Поэтому я сказал ему, что давайте принудительно используем шифрование для трафика, проходящего через порт 1433, поэтому мы можем максимально уменьшить эту гигантскую лазейку, которая напрямую обращается к Microsoft SQL Server через общедоступную сеть.
Теперь, чтобы иметь возможность даже начать процесс настройки шифрования, нам сначала нужны самые важные вещи из всех остальных: сертификат, имеющий следующее свойство расширенного использования ключа: Аутентификация сервера 1.3.6.1.5.5.7.3.1.
Поэтому при развертывании самозаверяющего сертификата или покупке легитимного сертификата нам необходимо убедиться, что строка «Использование ключа» в точности соответствует указанной выше. Теперь 99% времени достаточно для самозаверяющего сертификата для шифрования, но вы можете получить действительный сертификат у одного из доверенных поставщиков.
Хорошо, теперь, когда я убедился, что у меня есть правильный сертификат, давайте пойдем и скажем SQL, какой сертификат использовать. Для этого нам нужно скопировать отпечаток сертификата и вставить следующий раздел реестра:
HKLM\SOFTWARE\Microsoft\Microsoft SQL Server\MSSQL14.MSSQLSERVER\MSSQLSERVER\SuperSocketNetLib
В этом конкретном ключе есть значение, называемое Сертификат. Нам нужно скопировать и вставить отпечаток сертификата в это значение.

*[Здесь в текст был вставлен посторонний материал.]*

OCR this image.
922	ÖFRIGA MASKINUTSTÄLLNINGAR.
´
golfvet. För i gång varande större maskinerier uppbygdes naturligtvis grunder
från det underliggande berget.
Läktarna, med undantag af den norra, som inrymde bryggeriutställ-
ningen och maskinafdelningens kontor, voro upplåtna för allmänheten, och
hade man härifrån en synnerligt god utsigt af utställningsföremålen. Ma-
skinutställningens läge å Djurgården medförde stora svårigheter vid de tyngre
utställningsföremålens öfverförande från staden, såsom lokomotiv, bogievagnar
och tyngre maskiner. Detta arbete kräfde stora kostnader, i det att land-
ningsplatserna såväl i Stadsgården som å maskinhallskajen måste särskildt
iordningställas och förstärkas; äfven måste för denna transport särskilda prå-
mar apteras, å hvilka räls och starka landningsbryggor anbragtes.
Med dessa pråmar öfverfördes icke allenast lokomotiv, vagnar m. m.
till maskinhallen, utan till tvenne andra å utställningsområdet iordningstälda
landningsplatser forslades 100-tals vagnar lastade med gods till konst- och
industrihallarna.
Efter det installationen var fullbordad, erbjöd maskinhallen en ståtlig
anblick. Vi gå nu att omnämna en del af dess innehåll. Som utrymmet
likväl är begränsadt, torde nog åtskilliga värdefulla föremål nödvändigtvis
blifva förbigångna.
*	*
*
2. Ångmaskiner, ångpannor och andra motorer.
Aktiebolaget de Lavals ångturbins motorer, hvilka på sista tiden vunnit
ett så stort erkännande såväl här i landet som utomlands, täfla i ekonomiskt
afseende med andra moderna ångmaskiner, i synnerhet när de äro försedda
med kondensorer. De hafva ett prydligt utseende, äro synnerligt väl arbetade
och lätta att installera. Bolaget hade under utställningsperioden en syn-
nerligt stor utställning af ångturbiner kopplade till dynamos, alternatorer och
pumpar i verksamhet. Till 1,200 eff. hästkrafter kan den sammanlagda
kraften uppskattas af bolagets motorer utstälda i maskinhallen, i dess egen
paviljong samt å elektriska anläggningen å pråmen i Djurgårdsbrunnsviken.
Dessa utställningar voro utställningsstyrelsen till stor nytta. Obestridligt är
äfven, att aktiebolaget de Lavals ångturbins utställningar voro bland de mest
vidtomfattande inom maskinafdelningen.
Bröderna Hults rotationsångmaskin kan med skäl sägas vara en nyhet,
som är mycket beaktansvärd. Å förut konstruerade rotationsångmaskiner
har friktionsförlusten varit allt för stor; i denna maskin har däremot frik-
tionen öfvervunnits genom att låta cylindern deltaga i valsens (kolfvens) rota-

В моем случае это будет выглядеть примерно так:
Теперь перейдем в Диспетчер конфигурации SQL Server, затем перейдите в раздел «Настройка сети SQL Server», в разделе «Протоколы для MSSQLSERVER» перейдите в «Свойства» и перейдите на вкладку «Сертификат». Вот где мы увидим сертификат, который мы только что развернули в реестре. Осталось только выбрать сертификат и перезапустить службу SQL Server.
Далее мы перейдем к принудительному шифрованию протокола, щелкнув правой кнопкой мыши на собственной конфигурации клиента SQL и убедившись, что для параметра «Принудительное шифрование» установлено значение «Да».
Теперь, когда мы настроили сертификат, давайте вернемся к службам SQL Server и перезапустим службу, щелкнув правой кнопкой мыши службу SQL Server (MSSQLSERVER) и выбрав Перезапустить.
Вуаля, теперь мы настроили порт 1433 для шифрования связи!
Следующим шагом является настройка зашифрованных соединений в нашем приложении или при подключении из SQL Server Management Studio.
Чтобы сделать это в SSMS, нам нужно выполнить следующие шаги:
- Нажмите на Подключиться к базе данных Engine
- В диалоговом окне «Подключение к серверу» выберите «Параметры».
- На вкладке Свойства соединения нажмите Зашифровать соединение.
Вот и все, довольно просто и понятно. Я надеюсь, вам понравилась эта статья, и надеюсь, что вы вернетесь к более классным статьям.